On behalf of the project, Islesboro resident and shellfish committee member Janis Petzel recently applied for and was awarded a grant from the Maine Shellfish Restoration and Resilience Project and Broadreach. The funds from the grant will be used to continue this work, and to send students to Downeast Institute where they can learn more about shellfish restoration and aquaculture. Simultaneously, Islesboro is also taking part in continued investigations with Dr. Brian Beal on clam survivorship and fishery restoration along the coast of Maine supported by a Sea Grant award.
This is the second year that Islesboro Central School students (ICS), the Islesboro Shellfish Committee (ISC), and Dr. Brian Beal of University of Maine at Machias and director of The Downeast Institute, and local citizens have collaborated on research aiming to describe the extent of clam recruitment and retention on mudflats around the island of Islesboro, and to work on solutions to protect the juvenile clams in the face or pressure from predators.
“Our ultimate goal is to re-establish a commercial clam fishery on our island,” said the School.
The Shellfish Committee, students from ICS, and locals placed 42 wild clam recruitment boxes out on May 19, 2019. To prevent predation from crabs, each box was covered with 1/16” mesh screening, top and bottom. Larval clams settle down from the water column, into the boxes in the early summer. The boxes were collected on November 26, 2019. An estimated population for each box was calculated based on a sampling ratio of clams to mass. ICS students counted and measured the clams in each box and core sample from the three mud flats as part of the students’ Pathways program, also taking note of crabs and other species found.
Participants measured the lengths of 25 clams from each box, and measured the size of any green crabs that were found in the boxes. Mud core-samples were taken from the flats immediately next to the recruitment boxes at each location. This comparison allows an investigation of how predation affects clam recruitment on the flats. The difference is stark, with up to 1300 clams per square foot in the protected boxes and 0-3 clams per square foot in the mud, unprotected from predation.

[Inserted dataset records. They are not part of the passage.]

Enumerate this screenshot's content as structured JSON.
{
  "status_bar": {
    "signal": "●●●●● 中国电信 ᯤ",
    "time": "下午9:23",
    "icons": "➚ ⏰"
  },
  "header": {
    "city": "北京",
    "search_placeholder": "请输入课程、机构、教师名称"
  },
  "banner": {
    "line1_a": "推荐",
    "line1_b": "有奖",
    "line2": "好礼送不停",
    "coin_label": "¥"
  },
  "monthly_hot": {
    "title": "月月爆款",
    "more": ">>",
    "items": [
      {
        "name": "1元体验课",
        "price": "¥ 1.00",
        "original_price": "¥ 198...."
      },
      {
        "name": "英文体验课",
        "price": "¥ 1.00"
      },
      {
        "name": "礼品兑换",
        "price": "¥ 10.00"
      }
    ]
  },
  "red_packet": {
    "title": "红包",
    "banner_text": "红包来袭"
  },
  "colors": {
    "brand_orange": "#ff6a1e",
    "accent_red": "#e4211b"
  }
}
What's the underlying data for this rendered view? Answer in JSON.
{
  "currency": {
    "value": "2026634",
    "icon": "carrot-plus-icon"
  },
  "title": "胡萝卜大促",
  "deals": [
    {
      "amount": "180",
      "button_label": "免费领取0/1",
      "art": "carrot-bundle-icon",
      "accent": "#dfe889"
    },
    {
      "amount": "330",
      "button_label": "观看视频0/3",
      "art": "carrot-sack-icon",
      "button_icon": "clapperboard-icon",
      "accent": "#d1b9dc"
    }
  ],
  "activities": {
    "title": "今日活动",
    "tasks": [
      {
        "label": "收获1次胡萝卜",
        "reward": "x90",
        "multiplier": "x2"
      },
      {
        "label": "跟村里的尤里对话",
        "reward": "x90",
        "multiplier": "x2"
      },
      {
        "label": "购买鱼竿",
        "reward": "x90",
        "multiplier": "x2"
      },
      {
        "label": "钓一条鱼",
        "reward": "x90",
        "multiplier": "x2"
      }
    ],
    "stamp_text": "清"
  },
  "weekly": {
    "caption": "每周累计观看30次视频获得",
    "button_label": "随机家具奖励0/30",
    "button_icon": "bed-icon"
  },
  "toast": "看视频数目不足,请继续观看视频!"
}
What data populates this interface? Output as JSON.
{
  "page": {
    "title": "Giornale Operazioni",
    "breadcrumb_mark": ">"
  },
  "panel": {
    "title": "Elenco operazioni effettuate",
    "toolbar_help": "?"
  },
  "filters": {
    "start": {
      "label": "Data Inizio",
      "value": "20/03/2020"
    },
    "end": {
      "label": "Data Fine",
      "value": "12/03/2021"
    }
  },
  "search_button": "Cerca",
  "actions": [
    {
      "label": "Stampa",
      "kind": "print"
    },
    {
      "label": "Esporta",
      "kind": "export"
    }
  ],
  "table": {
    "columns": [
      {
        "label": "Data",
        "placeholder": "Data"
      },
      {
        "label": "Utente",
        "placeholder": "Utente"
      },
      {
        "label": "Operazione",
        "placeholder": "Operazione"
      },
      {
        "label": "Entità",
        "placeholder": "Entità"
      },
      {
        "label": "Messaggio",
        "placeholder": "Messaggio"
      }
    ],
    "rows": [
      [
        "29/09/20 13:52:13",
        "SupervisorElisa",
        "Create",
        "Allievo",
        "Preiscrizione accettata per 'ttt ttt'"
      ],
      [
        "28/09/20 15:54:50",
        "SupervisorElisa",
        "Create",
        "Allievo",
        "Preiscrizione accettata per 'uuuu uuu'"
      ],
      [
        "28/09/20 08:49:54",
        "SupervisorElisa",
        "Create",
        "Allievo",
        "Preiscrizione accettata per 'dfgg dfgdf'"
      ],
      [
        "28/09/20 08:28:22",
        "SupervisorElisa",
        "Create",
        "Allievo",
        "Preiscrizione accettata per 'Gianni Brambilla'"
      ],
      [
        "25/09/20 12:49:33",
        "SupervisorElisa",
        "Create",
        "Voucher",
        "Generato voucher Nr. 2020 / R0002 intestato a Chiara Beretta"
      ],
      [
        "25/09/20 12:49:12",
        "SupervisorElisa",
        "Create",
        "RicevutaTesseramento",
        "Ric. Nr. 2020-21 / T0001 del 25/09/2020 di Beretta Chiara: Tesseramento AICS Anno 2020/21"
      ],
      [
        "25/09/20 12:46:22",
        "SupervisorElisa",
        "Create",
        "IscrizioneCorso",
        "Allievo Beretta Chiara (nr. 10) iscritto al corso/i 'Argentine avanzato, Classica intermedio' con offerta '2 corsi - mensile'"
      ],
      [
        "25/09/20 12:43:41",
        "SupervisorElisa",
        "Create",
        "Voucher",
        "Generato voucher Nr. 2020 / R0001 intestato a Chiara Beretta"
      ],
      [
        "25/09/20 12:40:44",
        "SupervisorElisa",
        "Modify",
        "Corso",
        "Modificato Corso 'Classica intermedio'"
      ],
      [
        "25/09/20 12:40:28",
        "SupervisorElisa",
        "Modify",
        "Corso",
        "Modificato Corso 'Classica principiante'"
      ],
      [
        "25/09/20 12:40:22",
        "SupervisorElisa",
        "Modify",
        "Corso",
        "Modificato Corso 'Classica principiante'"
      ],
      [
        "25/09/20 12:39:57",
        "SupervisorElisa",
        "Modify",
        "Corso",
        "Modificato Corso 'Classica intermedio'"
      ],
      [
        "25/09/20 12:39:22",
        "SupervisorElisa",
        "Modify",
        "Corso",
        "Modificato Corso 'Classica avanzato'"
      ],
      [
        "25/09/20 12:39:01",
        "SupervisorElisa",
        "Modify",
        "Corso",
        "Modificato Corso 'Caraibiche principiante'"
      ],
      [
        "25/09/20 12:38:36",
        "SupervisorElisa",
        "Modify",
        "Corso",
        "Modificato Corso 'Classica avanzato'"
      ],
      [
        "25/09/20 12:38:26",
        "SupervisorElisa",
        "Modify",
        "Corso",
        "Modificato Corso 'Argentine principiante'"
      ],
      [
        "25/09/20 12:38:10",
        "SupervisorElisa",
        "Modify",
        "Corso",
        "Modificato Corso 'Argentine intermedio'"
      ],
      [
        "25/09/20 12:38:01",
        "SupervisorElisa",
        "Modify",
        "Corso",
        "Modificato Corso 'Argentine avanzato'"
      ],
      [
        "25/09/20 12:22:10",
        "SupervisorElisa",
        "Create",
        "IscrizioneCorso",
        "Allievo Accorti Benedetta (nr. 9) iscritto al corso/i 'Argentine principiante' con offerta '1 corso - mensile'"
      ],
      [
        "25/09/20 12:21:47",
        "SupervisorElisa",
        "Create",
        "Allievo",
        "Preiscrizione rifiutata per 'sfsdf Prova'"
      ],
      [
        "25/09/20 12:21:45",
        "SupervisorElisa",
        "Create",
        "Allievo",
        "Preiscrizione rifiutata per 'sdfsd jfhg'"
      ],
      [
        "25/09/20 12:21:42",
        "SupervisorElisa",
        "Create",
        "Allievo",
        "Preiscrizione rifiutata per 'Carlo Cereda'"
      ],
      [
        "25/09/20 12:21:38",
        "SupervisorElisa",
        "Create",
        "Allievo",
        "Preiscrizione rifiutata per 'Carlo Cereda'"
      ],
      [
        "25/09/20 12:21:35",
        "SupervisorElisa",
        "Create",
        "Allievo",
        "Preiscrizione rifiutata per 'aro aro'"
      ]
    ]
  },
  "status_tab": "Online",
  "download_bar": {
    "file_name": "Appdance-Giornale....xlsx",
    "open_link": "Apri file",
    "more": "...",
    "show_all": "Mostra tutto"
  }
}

From those boxes, the group collected several thousand juvenile clams (about 10 pounds) which are currently overwintering in a cove off Islesboro, inside of net bags in a protective lobster trap. They will be seeded onto the mudflats this spring and protected from predation under 14-ft X 14-ft nets with a 4.2 mm sized mesh. The group will also reseed clams into protected recruitment boxes to see how seeded-clam density affects survival and growth.